(Ottawa) Jean Charest a obtenu un nouveau « temps d’antenne », mercredi, mais cette nouvelle exposition nationale se traduira-t-elle en votes ?

L’ex-premier ministre du Québec a obtenu la tenue d’un ultime débat des candidats à la chefferie des conservateurs fédéraux — même si son principal opposant, Pierre Poilievre, a boudé l’évènement, tout comme Leslyn Lewis.

M. Charest a comparé mercredi ces absents à « des poissons qui ne veulent pas nager dans l’océan ». Mais avec encore six semaines avant l’annonce d’un gagnant, l’évènement de mercredi a été en grande partie l’occasion pour l’ex-premier ministre libéral du Québec d’aller grappiller des votes auprès de candidats moins populaires.

« C’est la seule carte qui reste », soutient la stratège conservatrice expérimentée Mélanie Paradis.

C’est M. Charest qui avait pressé le parti de tenir un troisième et dernier débat ; il avait aussi applaudi la décision des instances de tenir un débat bilingue. Il est donc apparu mercredi soir aux côtés du député fédéral de l’Ontario rurale Scott Aitchison et de l’ancien député provincial ontarien Roman Baber, qui ne brillent guère en français.

On pense que la route de M. Charest vers la victoire le 10 septembre est au mieux étroite — et elle passe par le Québec, l’Ontario et les provinces de l’Atlantique.

Sa campagne a pris un ton plus modéré récemment ; il propose une série de politiques sur la violence conjugale et les soins de santé, la sécurité et le changement climatique.

Expérience de leader

Tout au long de la course, comme lors du débat de mercredi, M. Charest a martelé que le Parti conservateur du Canada avait besoin de son expérience de leader politique. Il a déjà été chef de l’ancien Parti progressiste-conservateur fédéral, dans les années 1990, et ministre dans le gouvernement de Brian Mulroney.

Mais sa tentative de briguer la chefferie conservatrice fédérale constitue une sorte de « retour politique » au Canada, puisqu’il a passé 20 ans hors de la Colline du Parlement — et la dernière décennie hors de la politique active.

Son principal rival, Pierre Poilievre, est député fédéral depuis 2004 et se targue d’avoir vendu près de 312 000 cartes de membres pendant la course — un chiffre que les instances du parti n’ont pas voulu confirmer publiquement.

Au total, le parti affirme que la liste électorale compte maintenant près de 679 000 noms, dont 400 000 seraient de nouveaux membres. En date de mercredi, seulement 150 000 bulletins de vote avaient été retournés au siège du parti : M. Charest pouvait donc s’adresser aux centaines de milliers d’autres qui n’avaient pas encore rempli leur bulletin.
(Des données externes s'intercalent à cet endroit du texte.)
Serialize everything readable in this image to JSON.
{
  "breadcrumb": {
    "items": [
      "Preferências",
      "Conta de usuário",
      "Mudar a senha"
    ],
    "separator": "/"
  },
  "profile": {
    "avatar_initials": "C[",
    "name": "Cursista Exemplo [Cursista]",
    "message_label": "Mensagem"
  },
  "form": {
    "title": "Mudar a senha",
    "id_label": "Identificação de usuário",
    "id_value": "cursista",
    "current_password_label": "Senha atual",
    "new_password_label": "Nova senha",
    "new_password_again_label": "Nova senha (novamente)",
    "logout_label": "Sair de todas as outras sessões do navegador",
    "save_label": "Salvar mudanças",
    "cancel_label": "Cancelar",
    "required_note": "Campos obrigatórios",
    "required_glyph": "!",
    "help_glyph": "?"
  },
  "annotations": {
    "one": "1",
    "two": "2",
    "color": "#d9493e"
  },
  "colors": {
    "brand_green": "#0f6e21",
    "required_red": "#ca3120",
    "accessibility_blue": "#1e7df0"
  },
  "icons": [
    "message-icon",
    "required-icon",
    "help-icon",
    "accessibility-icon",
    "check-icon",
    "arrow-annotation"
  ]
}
À ce stade-ci, Mme Paradis estime que le seul jeu de M. Charest est d’essayer de convaincre les partisans d’autres candidats moins favoris à le choisir comme premier choix.

Rallier Aitchison et Baber

Au cours du débat, M. Charest a d’ailleurs fait l’éloge de Scott Aitchison et de Roman Baber, assis devant lui. Il se disait d’accord avec les appels de M. Aitchison à assurer l’unité du parti. Et il a déclaré que M. Baber avait agi de façon admirable lorsqu’il a défendu ses positions de principe contre les confinements sanitaires, ce qui lui a valu d’être expulsé du caucus progressiste-conservateur du premier ministre ontarien Doug Ford.

À un moment du débat, en s’adressant directement aux deux hommes, M. Charest leur a dit : « Vous avez tous une place à la table, je veux que vous le sachiez ».

Rudy Husny, analyste politique et ancien candidat à la direction des conservateurs, affirme que le vote du Québec est crucial pour que M. Charest remporte la course. Or, il rappelle les chiffres de la collecte de fonds qui montrent que M. Poilievre a obtenu des contributions de plus de donateurs québécois que M. Charest.

Les documents déposés auprès d’Élections Canada montrent par ailleurs que M. Poilievre a récolté au Canada plus de 4 millions, contre 1,3 million pour M. Charest.

Les chiffres publiés par le parti montrent aussi que le nombre de membres conservateurs au Québec a fait un bond énorme pendant la course, passant de 7648 à la fin de 2021 à plus de 58 000 récemment.

Dans cette course à la chefferie, chaque circonscription « vaut » pour 100 points au scrutin national — que cette circonscription compte 200 membres ou 2000.